BILD: Mas as condições políticas na Rússia parecem diferentes do que se entende como democracia europeia.
Pres. Putin: Não existe modelo uniforme, global, de democracia. Quando se fala de democracia, são coisas diferentes de um país para outro. A noção é diferente na Índia, nos EUA, na Rússia ou na Europa. Nos EUA, por exemplo, duas vezes na história o presidente eleito foi alguém que recebeu menos votos diretos, um por cidadão, que o concorrente. Foi eleito pelos votos eleitorais. Significaria que os EUA não são democráticos? Claro que são.
Quanto as tentativas de desmoralizar os esportes, os esportistas ou a Copa do Mundo na Rússia são os mesmos velhos e sujos jogos políticos: é movimento estúpido e errado. Ainda que os países tenham problemas entre eles, as artes e os esportes não devem ser atingidos. Artes e esportes existem para unir os povos, não para dividi-los.

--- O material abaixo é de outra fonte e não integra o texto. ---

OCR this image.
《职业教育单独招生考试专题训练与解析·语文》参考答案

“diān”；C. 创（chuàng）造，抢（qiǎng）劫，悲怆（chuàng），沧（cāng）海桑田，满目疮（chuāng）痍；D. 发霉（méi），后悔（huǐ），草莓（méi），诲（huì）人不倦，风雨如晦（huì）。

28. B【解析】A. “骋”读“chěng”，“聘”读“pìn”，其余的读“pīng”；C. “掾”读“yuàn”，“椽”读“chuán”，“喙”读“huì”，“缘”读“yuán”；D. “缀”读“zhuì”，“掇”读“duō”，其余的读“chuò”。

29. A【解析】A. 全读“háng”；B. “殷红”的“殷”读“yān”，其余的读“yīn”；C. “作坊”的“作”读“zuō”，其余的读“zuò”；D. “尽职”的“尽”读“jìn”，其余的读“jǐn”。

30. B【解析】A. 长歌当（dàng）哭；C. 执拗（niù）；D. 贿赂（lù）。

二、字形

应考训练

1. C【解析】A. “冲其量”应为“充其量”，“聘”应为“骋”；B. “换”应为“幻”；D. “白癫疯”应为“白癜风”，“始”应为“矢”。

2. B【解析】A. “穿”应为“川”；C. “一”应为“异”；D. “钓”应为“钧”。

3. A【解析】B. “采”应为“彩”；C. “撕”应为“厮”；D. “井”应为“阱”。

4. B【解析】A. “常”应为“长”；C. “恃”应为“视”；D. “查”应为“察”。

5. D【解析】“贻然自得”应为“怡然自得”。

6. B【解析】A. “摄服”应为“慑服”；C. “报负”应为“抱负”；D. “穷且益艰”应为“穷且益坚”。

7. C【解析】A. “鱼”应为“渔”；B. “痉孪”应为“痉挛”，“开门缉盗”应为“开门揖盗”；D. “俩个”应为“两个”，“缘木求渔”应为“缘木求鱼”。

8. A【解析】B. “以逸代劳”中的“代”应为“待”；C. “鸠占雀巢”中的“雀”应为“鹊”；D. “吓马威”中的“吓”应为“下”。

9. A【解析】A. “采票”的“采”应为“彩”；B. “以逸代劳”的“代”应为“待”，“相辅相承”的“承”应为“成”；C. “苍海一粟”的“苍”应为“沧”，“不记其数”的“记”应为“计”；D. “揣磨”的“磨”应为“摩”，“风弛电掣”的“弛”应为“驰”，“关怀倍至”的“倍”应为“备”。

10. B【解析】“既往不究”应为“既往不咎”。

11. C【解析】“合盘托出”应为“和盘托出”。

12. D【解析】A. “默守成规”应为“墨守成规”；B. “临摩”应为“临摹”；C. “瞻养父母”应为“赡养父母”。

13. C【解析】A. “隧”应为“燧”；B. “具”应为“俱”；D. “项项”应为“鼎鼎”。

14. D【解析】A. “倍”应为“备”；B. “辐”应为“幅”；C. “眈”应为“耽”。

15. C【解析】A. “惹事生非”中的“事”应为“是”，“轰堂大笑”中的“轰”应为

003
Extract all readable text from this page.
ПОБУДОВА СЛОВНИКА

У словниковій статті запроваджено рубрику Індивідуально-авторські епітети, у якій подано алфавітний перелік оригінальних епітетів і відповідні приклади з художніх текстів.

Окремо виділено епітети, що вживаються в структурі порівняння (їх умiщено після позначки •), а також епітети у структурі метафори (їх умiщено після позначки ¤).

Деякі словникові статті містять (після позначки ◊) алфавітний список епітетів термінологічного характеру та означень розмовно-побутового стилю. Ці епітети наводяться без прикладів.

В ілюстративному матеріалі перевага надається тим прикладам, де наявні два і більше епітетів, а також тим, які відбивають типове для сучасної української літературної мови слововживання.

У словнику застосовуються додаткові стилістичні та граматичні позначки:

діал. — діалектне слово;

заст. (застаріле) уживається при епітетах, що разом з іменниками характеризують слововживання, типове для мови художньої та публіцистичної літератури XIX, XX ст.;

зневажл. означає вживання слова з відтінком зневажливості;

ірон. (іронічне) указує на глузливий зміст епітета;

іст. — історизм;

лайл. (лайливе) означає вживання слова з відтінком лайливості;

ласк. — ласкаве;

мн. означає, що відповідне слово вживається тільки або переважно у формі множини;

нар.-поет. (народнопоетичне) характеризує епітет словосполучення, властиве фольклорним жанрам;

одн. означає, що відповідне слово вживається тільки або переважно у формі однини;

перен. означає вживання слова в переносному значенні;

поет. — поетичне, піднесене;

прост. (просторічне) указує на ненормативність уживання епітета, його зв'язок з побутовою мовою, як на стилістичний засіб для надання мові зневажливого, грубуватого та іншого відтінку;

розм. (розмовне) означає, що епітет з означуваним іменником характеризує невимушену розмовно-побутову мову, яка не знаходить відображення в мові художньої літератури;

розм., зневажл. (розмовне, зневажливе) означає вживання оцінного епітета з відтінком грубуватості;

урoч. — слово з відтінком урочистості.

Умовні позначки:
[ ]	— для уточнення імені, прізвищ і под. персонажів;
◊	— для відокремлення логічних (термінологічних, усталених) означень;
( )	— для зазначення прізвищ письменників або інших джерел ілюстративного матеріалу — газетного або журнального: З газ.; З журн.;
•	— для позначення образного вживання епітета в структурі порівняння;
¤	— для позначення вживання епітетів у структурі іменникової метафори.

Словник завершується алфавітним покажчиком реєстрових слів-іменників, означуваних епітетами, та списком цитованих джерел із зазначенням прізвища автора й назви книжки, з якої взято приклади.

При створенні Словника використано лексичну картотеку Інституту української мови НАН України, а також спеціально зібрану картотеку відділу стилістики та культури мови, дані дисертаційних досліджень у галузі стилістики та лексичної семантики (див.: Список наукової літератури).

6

BILD: Sr. presidente, muito obrigado por essa conversa. *****
[1] "Putin viveu em Dresden quando servia à KGB soviética
nos anos 1980s, é falante fluente de alemão, e várias vezes falou com Merkel no
idioma dela" (de "O ganso da Mamãe Gansa já assou", 18/5/2015,
John Helmer, Moscou, Blog Dance with Bears, em redecastorphoto).